La ville est citée parmi les villes importantes de la région et apparaît comme un nœud d'un vaste réseau dans les sources géographiques de la période islamique. Lorsque sont énumérées les villes où Yâkūt el-Hamevî a étudié et voyagé pour la science, Tebriz est également comptée, aux côtés de Âmid, Suriye, Bağdat, Halep, Mısır, Musul, Horasan, Nişabur et Belh (). La position de Tebriz au sein de l'Azerbaycan est également décrite à travers les localités voisines : les géographes ont écrit que Salmas se situe en Azerbaycan, entre Tebriz et Urumiye ().
Tebriz se distingue comme un centre administratif dans l'histoire des dynasties kurdes (Kürt). Au sein de la dynastie Revvadî, qui couvrait une grande partie de l'Azerbaycan et dont le fondateur était Muhammed b. Huseyn er-Ruvvadî, son fils Huseyn b. Muhammed, qui lui succéda après la mort de Muhammed b. Huseyn et fut connu sous le nom d'Eb el-Heyca er-Ruvvadî, réussit à étendre sa sphère d'influence et s'empara de Tebriz (). Cette dynastie, issue des Kürt de Revvadiye, est considérée comme l'une des plus anciennes principautés kurdes (Kürt) ().
La ville était également connue pour ses savants et ses poètes. Le poète Katrân-ı Tebrizî, qui a acquis sa renommée à la cour de Şeddâdî, tire sa nisba de cette ville (). Dans le patrimoine intellectuel de la région, l'œuvre intitulée Tarihu Azerbaycan d'et-Tebrizî el-Vaiz, bien que perdue aujourd'hui, est également mentionnée car elle est censée contenir des informations sur les Şeddâdî ().

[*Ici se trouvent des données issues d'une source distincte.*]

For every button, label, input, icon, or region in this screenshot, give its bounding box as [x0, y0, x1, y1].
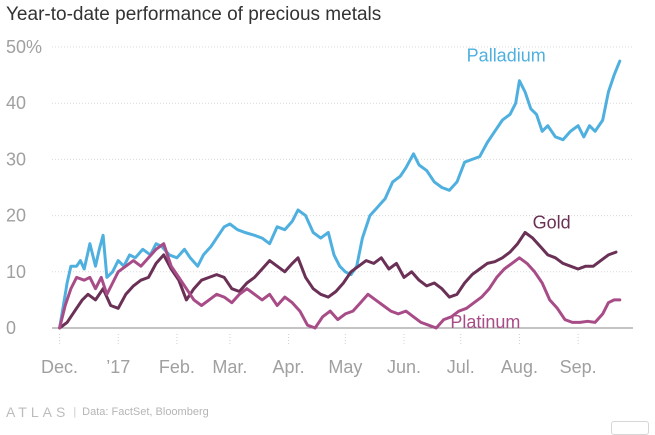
y-tick-label: 50%	[6, 37, 42, 57]
palladium-series-line	[58, 59, 622, 330]
data-source-note: Data: FactSet, Bloomberg	[82, 406, 209, 418]
x-tick-label: Jul.	[447, 357, 475, 377]
x-tick-label: Jun.	[387, 357, 421, 377]
x-tick-label: Aug.	[501, 357, 538, 377]
platinum-series-label: Platinum	[450, 312, 520, 332]
x-tick-label: Apr.	[273, 357, 305, 377]
line-chart: 0 10 20 30 40 50% Dec. ’17 Feb. Mar. Apr. May Jun. Ju…	[6, 37, 633, 377]
x-tick-label: May	[328, 357, 362, 377]
x-tick-label: Mar.	[212, 357, 247, 377]
y-tick-label: 0	[6, 318, 16, 338]
chart-title: Year-to-date performance of precious met…	[6, 4, 382, 25]
corner-tab[interactable]	[611, 421, 649, 435]
chart-footer: ATLAS | Data: FactSet, Bloomberg	[6, 402, 209, 422]
footer-divider: |	[73, 406, 77, 418]
x-tick-label: Sep.	[560, 357, 597, 377]
platinum-series-line	[58, 242, 622, 330]
atlas-logo[interactable]: ATLAS	[6, 404, 70, 420]
palladium-series-label: Palladium	[467, 45, 546, 65]
x-tick-label: Feb.	[159, 357, 195, 377]
y-tick-label: 20	[6, 206, 26, 226]
y-tick-label: 10	[6, 262, 26, 282]
y-tick-label: 30	[6, 149, 26, 169]
gold-series-line	[58, 231, 618, 330]
y-tick-label: 40	[6, 93, 26, 113]
x-tick-label: ’17	[106, 357, 130, 377]
gold-series-label: Gold	[533, 212, 571, 232]
x-tick-label: Dec.	[41, 357, 78, 377]
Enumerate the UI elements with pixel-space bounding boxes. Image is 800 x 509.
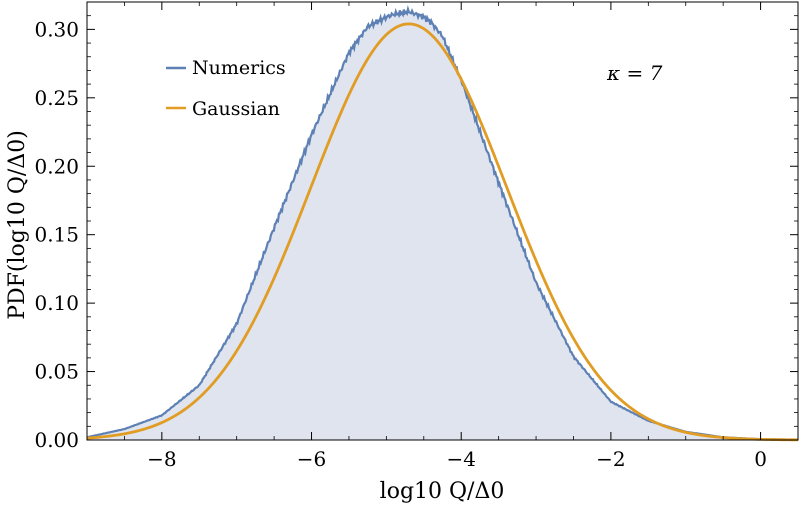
y-tick-label: 0.15 <box>34 223 79 247</box>
legend-label-numerics: Numerics <box>192 57 286 79</box>
numerics-area <box>87 9 798 440</box>
numerics-fill-layer <box>87 9 798 440</box>
legend: Numerics Gaussian <box>166 57 286 120</box>
y-tick-label: 0.20 <box>34 154 79 178</box>
x-axis-label: log10 Q/Δ0 <box>380 479 505 504</box>
x-tick-label: 0 <box>754 447 767 471</box>
y-tick-label: 0.00 <box>34 428 79 452</box>
y-tick-label: 0.30 <box>34 17 79 41</box>
y-tick-label: 0.25 <box>34 86 79 110</box>
y-tick-label: 0.05 <box>34 360 79 384</box>
y-axis-label: PDF(log10 Q/Δ0) <box>5 130 30 320</box>
x-tick-label: −2 <box>596 447 625 471</box>
x-tick-label: −4 <box>446 447 475 471</box>
y-tick-label: 0.10 <box>34 291 79 315</box>
legend-label-gaussian: Gaussian <box>192 98 280 120</box>
tick-layer: −8 −6 −4 −2 0 0.00 0.05 0.10 0.15 0.20 0.25 0.30 <box>34 1 799 471</box>
x-tick-label: −6 <box>297 447 326 471</box>
series-line-gaussian <box>86 22 799 442</box>
x-tick-label: −8 <box>147 447 176 471</box>
series-line-layer <box>86 5 799 442</box>
kappa-annotation: κ = 7 <box>606 61 663 85</box>
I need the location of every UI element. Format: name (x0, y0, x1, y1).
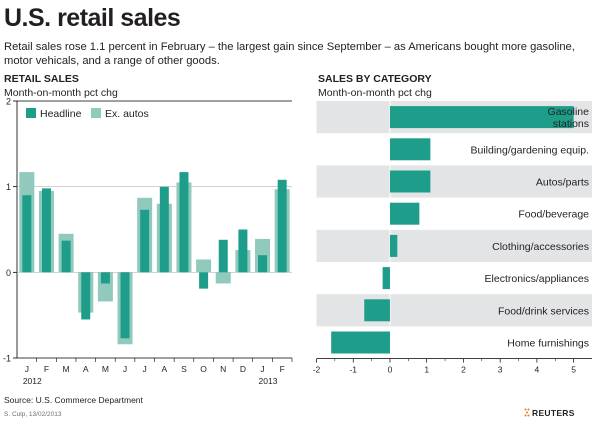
ex-autos-bar (215, 272, 231, 284)
category-label: Food/drink services (498, 305, 589, 317)
retail-sales-title: RETAIL SALES (4, 73, 79, 85)
category-x-tick-label: 5 (571, 365, 576, 375)
category-label: Clothing/accessories (492, 241, 589, 253)
category-row-band (316, 229, 592, 262)
category-label: Electronics/appliances (485, 273, 589, 285)
headline-bar (199, 272, 209, 289)
category-label: Home furnishings (507, 338, 589, 350)
headline-bar (277, 179, 287, 273)
credit-note: S. Culp, 13/02/2013 (4, 411, 62, 418)
legend-swatch-headline (26, 108, 36, 118)
category-label: Food/beverage (518, 209, 589, 221)
category-bar (364, 299, 390, 322)
year-label-2013: 2013 (259, 376, 278, 386)
category-bar (382, 267, 390, 290)
year-label-2012: 2012 (23, 376, 42, 386)
category-bar (389, 234, 398, 257)
category-row-band (316, 165, 592, 198)
category-bar (389, 202, 420, 225)
headline-bar (159, 186, 169, 273)
retail-x-tick-label: J (123, 364, 127, 374)
legend-label-headline: Headline (40, 108, 82, 120)
category-x-tick-label: -2 (313, 365, 321, 375)
headline-bar (140, 209, 150, 273)
retail-x-tick-label: J (143, 364, 147, 374)
category-subtitle: Month-on-month pct chg (318, 87, 432, 99)
reuters-logo: REUTERS (532, 408, 575, 418)
category-x-tick-label: 2 (461, 365, 466, 375)
retail-y-tick-label: -1 (3, 354, 11, 364)
retail-x-tick-label: J (260, 364, 264, 374)
retail-x-tick-label: J (25, 364, 29, 374)
retail-x-tick-label: F (44, 364, 49, 374)
retail-x-tick-label: F (280, 364, 285, 374)
category-bar (389, 138, 431, 161)
retail-y-tick-label: 1 (6, 182, 11, 192)
category-bar (389, 170, 431, 193)
headline-bar (258, 255, 268, 273)
headline-bar (218, 239, 228, 273)
legend-label-ex-autos: Ex. autos (105, 108, 149, 120)
page-subtitle: Retail sales rose 1.1 percent in Februar… (4, 41, 575, 67)
retail-x-tick-label: D (240, 364, 246, 374)
headline-bar (22, 195, 32, 273)
headline-bar (100, 272, 110, 284)
category-label: Gasoline (548, 106, 590, 118)
category-x-tick-label: 3 (498, 365, 503, 375)
retail-x-tick-label: A (161, 364, 167, 374)
retail-x-tick-label: A (83, 364, 89, 374)
category-x-tick-label: 4 (535, 365, 540, 375)
category-title: SALES BY CATEGORY (318, 73, 432, 85)
retail-x-tick-label: M (63, 364, 70, 374)
category-bar (389, 106, 574, 129)
page-title: U.S. retail sales (4, 4, 181, 32)
reuters-logo-icon (524, 408, 530, 417)
headline-bar (81, 272, 91, 320)
retail-y-tick-label: 0 (6, 268, 11, 278)
headline-bar (179, 172, 189, 273)
headline-bar (61, 240, 71, 273)
retail-y-tick-label: 2 (6, 97, 11, 107)
category-x-tick-label: 0 (388, 365, 393, 375)
legend-swatch-ex-autos (91, 108, 101, 118)
category-label: stations (553, 118, 589, 130)
retail-sales-subtitle: Month-on-month pct chg (4, 87, 118, 99)
retail-x-tick-label: O (200, 364, 207, 374)
category-x-tick-label: -1 (349, 365, 357, 375)
ex-autos-bar (196, 259, 212, 273)
category-label: Building/gardening equip. (470, 144, 589, 156)
category-row-band (316, 294, 592, 327)
retail-x-tick-label: M (102, 364, 109, 374)
retail-x-tick-label: N (220, 364, 226, 374)
category-bar (331, 331, 390, 354)
source-note: Source: U.S. Commerce Department (4, 395, 143, 405)
headline-bar (238, 229, 248, 273)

Dans des périodes plus tardives, Tebriz devient le théâtre des relations Osmanlı-İran. Il ressort des archives qu'au cours du premier quart du 18. yüzyıl, pendant les guerres Osmanlı-İran, une aide en vivres fut envoyée du Kürdistan aux forces Osmanlı stationnées à Tebriz (). Dans l'historiographie Osmanlı, les œuvres de Ta'lîkî-zade Mehmed Sübhi Efendi, "Gürcistan Seferi ve Tebrîziyye", portent le nom de la ville (). Au début du 20. yüzyıl, Tebriz apparaît dans les documents comme un centre politique où se trouvait le prince héritier d'İran ; la correspondance du prince héritier à Simko concernant l'envoi d'Ermeni et de Nasturi dans la région, et la rencontre du représentant İngiliz avec le prince héritier ici, figurent dans ces registres (; ).
Dans les discussions concernant les frontières géographiques du Kürdistan, Tebriz, aux côtés de villes comme Diyarbekir, Musul, Bağdat et Hemedan, a été considérée comme un centre situé à la périphérie et en dehors du Kürdistan, avec une population d'İranlı (; ).
Sources
Kürt Tarihinin Kaynakları, Tome 1: ANTİKÇAĞ VE İSLAMÎ DÖNEM KAYNAKLARI (2023)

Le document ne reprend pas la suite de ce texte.